In a juvenile delinquency proceeding pursuant to Family Court Act article 3, Deshaun G. appeals from an order of disposition of the Family Court, Kings County (Toussaint, J.), dated September 22, 2010, which, upon a fact-finding order of the same court dated April 30, 2010, made upon his admission that he had committed an act which constituted the crime of unlawful possession of weapons by persons under 16, adjudged him to be a juvenile delinquent, and placed him on probation for a period of 12 months. The appeal brings up for review the fact-finding order and the denial, after a hearing (Weinstein, J.), of that branch of Deshaun G.'s omnibus motion which was to suppress physical evidence.
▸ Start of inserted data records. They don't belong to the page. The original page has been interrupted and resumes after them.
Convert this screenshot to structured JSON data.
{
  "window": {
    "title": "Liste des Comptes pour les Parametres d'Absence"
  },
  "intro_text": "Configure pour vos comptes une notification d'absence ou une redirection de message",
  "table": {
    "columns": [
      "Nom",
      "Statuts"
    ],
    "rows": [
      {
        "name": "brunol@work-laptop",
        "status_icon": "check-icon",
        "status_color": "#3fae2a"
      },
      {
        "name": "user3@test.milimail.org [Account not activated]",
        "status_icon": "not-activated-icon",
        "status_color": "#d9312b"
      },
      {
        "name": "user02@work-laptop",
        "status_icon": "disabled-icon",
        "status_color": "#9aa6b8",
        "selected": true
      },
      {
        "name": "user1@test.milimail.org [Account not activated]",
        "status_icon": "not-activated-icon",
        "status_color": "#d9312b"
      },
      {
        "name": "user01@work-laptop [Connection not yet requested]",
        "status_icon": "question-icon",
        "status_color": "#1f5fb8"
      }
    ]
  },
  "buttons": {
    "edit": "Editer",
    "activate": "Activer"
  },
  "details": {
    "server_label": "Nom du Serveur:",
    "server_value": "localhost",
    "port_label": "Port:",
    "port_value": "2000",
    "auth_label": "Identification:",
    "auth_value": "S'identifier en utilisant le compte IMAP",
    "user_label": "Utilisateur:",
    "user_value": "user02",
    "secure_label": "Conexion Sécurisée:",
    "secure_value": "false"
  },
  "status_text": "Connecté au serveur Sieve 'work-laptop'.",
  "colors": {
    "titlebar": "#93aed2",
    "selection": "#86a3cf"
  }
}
ORDERED that the appeal from so much of the order of disposition as placed the appellant on probation for a period of 12 months is dismissed as academic, without
costs or disbursements; and it is further,
ORDERED that the order of disposition is affirmed insofar as reviewed, without costs or disbursements.
The appeal from so much of the order of disposition as placed the appellant on probation for a period of 12 months has been rendered academic, as the period of placement has expired ( see Matter of Javan P., 81 A.D.3d 833, 917 N.Y.S.2d 243).
The Family Court properly denied that branch of the appellant's omnibus motion which was to suppress physical evidence. The evidence presented at the suppression hearing established that there was a lawful basis to stop and detain the appellant as a suspected truant ( see Education Law § 3213[2]; Matter of Shannon B., 70 N.Y.2d 458, 522 N.Y.S.2d 488, 517 N.E.2d 203; Matter of Kennedy T., 39 A.D.3d 408, 835 N.Y.S.2d 85; Matter of D'Angelo H., 184 A.D.2d 1039, 1040, 584 N.Y.S.2d 699; Matter of Devon B., 158 A.D.2d 519, 520, 551 N.Y.S.2d 283), and the pat-down of the book bag which the appellant was holding was reasonable under the circumstances ( see Matter of Bernard G., 247 A.D.2d 91, 93, 679 N.Y.S.2d 104; Matter of D'Angelo H., 184 A.D.2d at 1040, 584 N.Y.S.2d 699; Matter of Mark Anthony G., 169 A.D.2d 89, 92–93, 571 N.Y.S.2d 481; Matter of Devon B., 158 A.D.2d at 520, 551 N.Y.S.2d 283; Matter of Terrence G., 109 A.D.2d 440, 445–446, 492 N.Y.S.2d 365).
MASTRO, J.P., FLORIO, ENG and SGROI, JJ., concur.